Priharsa menyebut penyidik telah melakukan sejumlah upaya dalam melacak keberadaan Royani. Namun dia tidak menjelaskan lebih rinci mengenai upaya tersebut.
"Sejumlah upaya telah dan akan terus KPK lakukan, tapi memang tidak isa disampaikan secara detail apa saja," kata dia.
Tim penyidik menilai keterangan Royani diperlukan untuk mengungkap kasus dugaan suap penanganan perkara di Pengadilan Negeri Jakarta Pusat.
"Oh iya, itu salah satu yang penting, pelaku yang penting," kata Ketua KPK, Agus Rahardjo di Hotel Bidakara, Jakarta, Kamis 26 Mei 2016.
Agus mengaku belum mengetahui mengenai keberadaan royani saat ini. Dia pun mengaku belum mendapat informasi mengenai dugaan Royani tengah disembunyikan pihak-pihak tertentu.
Penyidik sebelumnya, telah melayangkan dua panggilan pemeriksaan terhadap Royani yakni pada 29 April 2016 dan 2 Mei 2016. Namun, Royani tidak memenuhi panggilan tersebut tanpa keterangan alias mangkir.
Penyidik menduga ada pihak yang berupaya menyembunyikan Royani dari pemeriksaan. Bahkan penyidik menduga ada campur tangan dari Sekretaris MA, Nurhadi dalam upaya tersebut.
Diduga, Royani mengetahui mengenai keterkaitan Nurhadi dengan kasus yang telah menjerat Panitera Pengadilan Negeri Jakarta Pusat, Edy Nasution itu.
Diketahui, kasus pengurusan perkara ini terungkap dari Tangkap Tangan yang dilakukan KPK. Pada tangkap tangan itu, KPK menangkap Panitera Pengadilan Negeri Jakarta Pusat, Edy Nasution dan satu orang swasta bernama Doddy Aryanto Supeno.
Pada saat tangkap tangan, Edy diduga telah menerima uang sebesar Rp50 juta dari Doddy. Namun diduga telah ada pemberian uang sebelumnya dari Doddy ke Edy sebesar Rp100 juta. Pihak KPK menduga terdapat lebih dari satu pengamanan perkara yang dilakukan oleh Edy.
Usai penangkapan itu, pihak KPK langsung bergerak cepat dalam melakukan pengembangan. Salah satunya adalah dengan melakukan penggeledahan di sejumlah tempat, termasuk kantor dan rumah Nurhadi. Bahkan, pihak KPK menemukan dan menyita uang dalam bentuk beberapa mata uang asing senilai Rp1,7 miliar. Uang itu diduga masih ada keterkaitannya dengan suatu perkara.

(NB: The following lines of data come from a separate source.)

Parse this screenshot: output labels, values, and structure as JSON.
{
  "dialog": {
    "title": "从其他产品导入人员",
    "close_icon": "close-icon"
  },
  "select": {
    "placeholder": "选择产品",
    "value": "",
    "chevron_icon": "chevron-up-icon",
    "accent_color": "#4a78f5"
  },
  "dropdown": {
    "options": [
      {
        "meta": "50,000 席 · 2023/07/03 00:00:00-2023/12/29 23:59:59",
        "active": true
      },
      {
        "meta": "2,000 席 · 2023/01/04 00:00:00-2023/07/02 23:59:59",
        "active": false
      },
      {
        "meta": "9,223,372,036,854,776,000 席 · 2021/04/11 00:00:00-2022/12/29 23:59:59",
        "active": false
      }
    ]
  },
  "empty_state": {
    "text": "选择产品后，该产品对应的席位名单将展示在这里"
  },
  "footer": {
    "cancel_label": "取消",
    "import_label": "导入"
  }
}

Sementara Wakil Ketua KPK lainnya, Alexander Marwata, menyebut pihaknya tengah menelusuri keterkaitan uang tersebut dengan kasus suap.
Kendati demikian, Alex menyebut tidak tertutup kemungkinan ada keterkaitan secara tidak langsung antara Edy dan Nurhadi.
"Bisa saja kan tidak ada hubungannya misalnya masing-masing main sendiri di 'bawah' dan di 'atas', kita tidak mengerti itu. Itulah yang akan kita dalami," ungkap Alex.